Foster was not served and he does not appear,in the action, and Jackson neither demurred to nor answered the complaint. Waterman demurred to the complaint on the grounds: First— That several causes of action were improperly united—a *107cause of action against Jackson alone, with a cause of action wherein Waterman and Foster were necessary parties; Second—That the complaint does not state facts sufficient to constitute a cause of action; and Third—That the complaint is ambiguous, unintelligible and uncertain. The demurrer was sustained, and the plaintiff declining to amend, judgment was rendered against the plaintiff in favor of all the defendants. The plaintiff, and Jackson, one of the defendants who did not appear in the Court below, joined in the notice of appeal, and they unite in assigning for error, the order sustaining the demurrer to the complaint.'

The first and third causes of demurrer are clearly not sustainable. We are not apprised of the point relied upon to sustain the second cause of demurrer, as no brief of the respondents is on file, but from the points of the appellants we presume that the Statute of Limitations was mainly relied upon.
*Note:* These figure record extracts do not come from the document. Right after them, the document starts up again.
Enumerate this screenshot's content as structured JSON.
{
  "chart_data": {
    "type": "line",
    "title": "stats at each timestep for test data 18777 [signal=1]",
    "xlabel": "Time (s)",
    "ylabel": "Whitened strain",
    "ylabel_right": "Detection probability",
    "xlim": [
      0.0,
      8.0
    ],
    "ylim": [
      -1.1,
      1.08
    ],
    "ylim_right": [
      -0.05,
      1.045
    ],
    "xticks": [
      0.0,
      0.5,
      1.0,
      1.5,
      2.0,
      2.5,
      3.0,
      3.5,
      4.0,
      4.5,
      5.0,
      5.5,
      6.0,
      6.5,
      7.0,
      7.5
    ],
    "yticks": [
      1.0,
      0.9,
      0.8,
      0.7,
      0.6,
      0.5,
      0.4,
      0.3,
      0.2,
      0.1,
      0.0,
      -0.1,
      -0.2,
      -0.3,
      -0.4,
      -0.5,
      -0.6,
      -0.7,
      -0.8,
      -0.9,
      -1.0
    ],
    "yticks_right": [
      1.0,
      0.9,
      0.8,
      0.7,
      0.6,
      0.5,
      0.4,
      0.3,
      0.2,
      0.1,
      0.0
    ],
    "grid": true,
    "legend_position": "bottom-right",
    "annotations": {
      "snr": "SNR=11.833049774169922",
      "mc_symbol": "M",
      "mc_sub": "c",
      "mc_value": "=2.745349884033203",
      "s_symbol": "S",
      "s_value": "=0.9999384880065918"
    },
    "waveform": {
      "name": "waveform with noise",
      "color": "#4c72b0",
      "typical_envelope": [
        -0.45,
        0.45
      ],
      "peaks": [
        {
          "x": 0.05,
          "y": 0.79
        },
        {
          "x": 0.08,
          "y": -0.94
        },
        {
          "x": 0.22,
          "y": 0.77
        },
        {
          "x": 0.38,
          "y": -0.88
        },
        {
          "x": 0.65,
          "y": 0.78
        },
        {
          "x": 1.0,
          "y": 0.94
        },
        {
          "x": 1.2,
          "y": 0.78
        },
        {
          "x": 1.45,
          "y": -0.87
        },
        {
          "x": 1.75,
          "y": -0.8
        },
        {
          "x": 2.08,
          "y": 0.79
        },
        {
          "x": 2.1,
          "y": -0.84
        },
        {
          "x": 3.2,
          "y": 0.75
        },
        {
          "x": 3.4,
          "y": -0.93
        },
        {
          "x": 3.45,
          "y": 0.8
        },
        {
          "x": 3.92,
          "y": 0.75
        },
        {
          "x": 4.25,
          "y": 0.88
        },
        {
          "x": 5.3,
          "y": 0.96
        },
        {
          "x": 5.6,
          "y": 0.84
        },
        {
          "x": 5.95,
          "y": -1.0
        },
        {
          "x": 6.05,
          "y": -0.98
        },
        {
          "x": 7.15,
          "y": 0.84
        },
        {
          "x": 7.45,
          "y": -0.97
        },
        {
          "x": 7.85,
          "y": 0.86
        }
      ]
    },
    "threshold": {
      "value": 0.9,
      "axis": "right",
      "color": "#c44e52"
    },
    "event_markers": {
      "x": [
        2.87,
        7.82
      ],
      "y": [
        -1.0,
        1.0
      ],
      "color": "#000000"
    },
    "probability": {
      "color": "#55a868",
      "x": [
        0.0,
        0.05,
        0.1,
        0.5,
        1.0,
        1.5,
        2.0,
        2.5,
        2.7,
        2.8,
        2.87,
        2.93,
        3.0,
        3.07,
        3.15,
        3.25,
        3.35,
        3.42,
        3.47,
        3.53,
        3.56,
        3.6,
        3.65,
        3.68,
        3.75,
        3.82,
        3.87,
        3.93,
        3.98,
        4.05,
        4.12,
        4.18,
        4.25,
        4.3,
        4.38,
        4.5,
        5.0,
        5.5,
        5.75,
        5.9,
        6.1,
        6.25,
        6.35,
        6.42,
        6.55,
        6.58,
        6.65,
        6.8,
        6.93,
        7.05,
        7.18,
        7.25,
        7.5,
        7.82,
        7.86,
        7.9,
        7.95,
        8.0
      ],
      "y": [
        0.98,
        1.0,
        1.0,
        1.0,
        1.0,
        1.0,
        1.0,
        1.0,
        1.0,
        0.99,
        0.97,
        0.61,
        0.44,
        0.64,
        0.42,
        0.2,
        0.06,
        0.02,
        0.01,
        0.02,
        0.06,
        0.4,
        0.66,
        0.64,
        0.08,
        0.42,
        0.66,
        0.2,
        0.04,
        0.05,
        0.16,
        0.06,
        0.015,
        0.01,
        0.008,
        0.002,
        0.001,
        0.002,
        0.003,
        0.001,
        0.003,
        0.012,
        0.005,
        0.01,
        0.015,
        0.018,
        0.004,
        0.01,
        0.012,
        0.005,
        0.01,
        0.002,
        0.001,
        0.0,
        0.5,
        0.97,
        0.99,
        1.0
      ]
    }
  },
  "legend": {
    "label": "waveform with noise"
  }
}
We held in Brown v. Martin, (25 Cal. 82,) that the party relying upon the Statute of Limitations, by demurrer, must specially point out the objection in his demurrer, otherwise the objection would be disregarded.

We may remark in explanation of our views of the case, that we regard the action as brought by the plaintiff, as the pledgee of the mortgage of Foster to Jackson, to foreclose the mortgage and recover the amount that became due to Jackson upon his payment of the note to Wheaton. The judgment in favor of the defendant, who was served, but did not appear in the action, cannot be sustained, whatever may be the nature of the action.

Judgment reversed, and the cause remanded with directions to the Court below to overrule the demurrer.